You guys are performing as a duo today- what are the differences in playing as a duo as opposed to a solo performance or in a larger group?

Rahul: Every set up is unique because you approach the same songs differently. When you are playing as a duo, there are fewer instruments so you kind of get an intimate vibe to whatever you are doing and I think that it’s mellow, you tend to concentrate more on the essence of the song. There is very little to do with trying to show off your chops or whatever because that is not the kind of situation it is. A duo in music helps me focus on the lyrics and the melody and I think it’s a little more soulful because what happens is when you are playing in a band, it is really loud and so it’s more about power and energy and this acoustic duo set ups are more about the lyrics and the tune and minor embellishments that make it sound good. You could go up with a hundred piece orchestra with the same song and then that has a different kind of potential and you could be sitting alone and playing a single songwriter gigs like Bob Dylan and that is wow.

Saptarshi: For me it is just what is coming out, either from the amplifier or the sound holes of the guitar- it’s what is coming out, that’s more important than whether it is a band or a duo or a solo.

What, in your opinion, would help the music scene here that you are a part of?

Rahul: As far as the rock, blues, country, folk or the more traditional kind of music scene is concerned, there is actually a grave danger of that dying out in the sort of environment we live in today. There is not much mainstream media support for that and also, you know, this music isn’t promoted; whether it’s at corporate events or even at concerts, so the future is to learn the music well first.

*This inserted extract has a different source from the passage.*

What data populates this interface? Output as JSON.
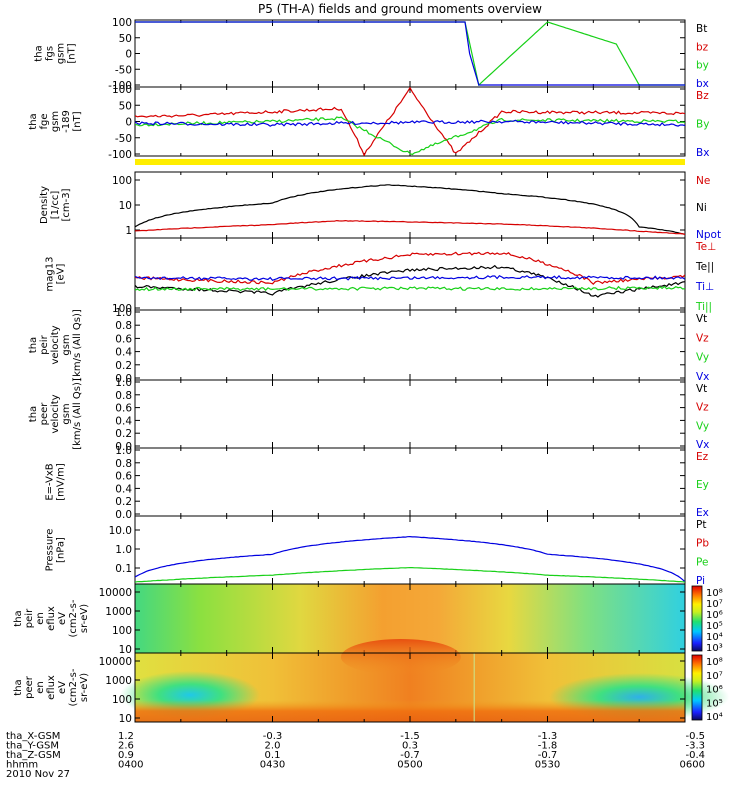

I’ll have to point out that this isn’t a music that many people can perform with a lot of confidence because there are not many good teachers in this style of music. In a very television driven culture or a media driven culture, people also don’t have exposure. As far as bands playing that, I don’t think too many young bands are playing this; some of them are starting this now because they are liking The Beatles, they are liking older stuff from the sixties and seventies because they are realizing that it has more depth in terms of content, sheer virtuosity of musicians involved and taste. If that catches on, it will be a good thing; it will enrich the rock scene in general and will have more bands and better performances in this particular style of music. It is also how educational institutions, media houses and all promote that. If more kids get onto it and have a good time doing it, I think we will have some excellent artists in 5 to 10 years from now.

Saptarshi: This kind of music needs to be promoted. Being a teacher I find it very difficult to teach this kind of music to my students because it is very cultural and they have to know about the lifestyle. Therefore I feel that people who play this kind of music should do more shows, play more often and organizers should give those musicians more opportunities. That is the only way people will learn and listen to it.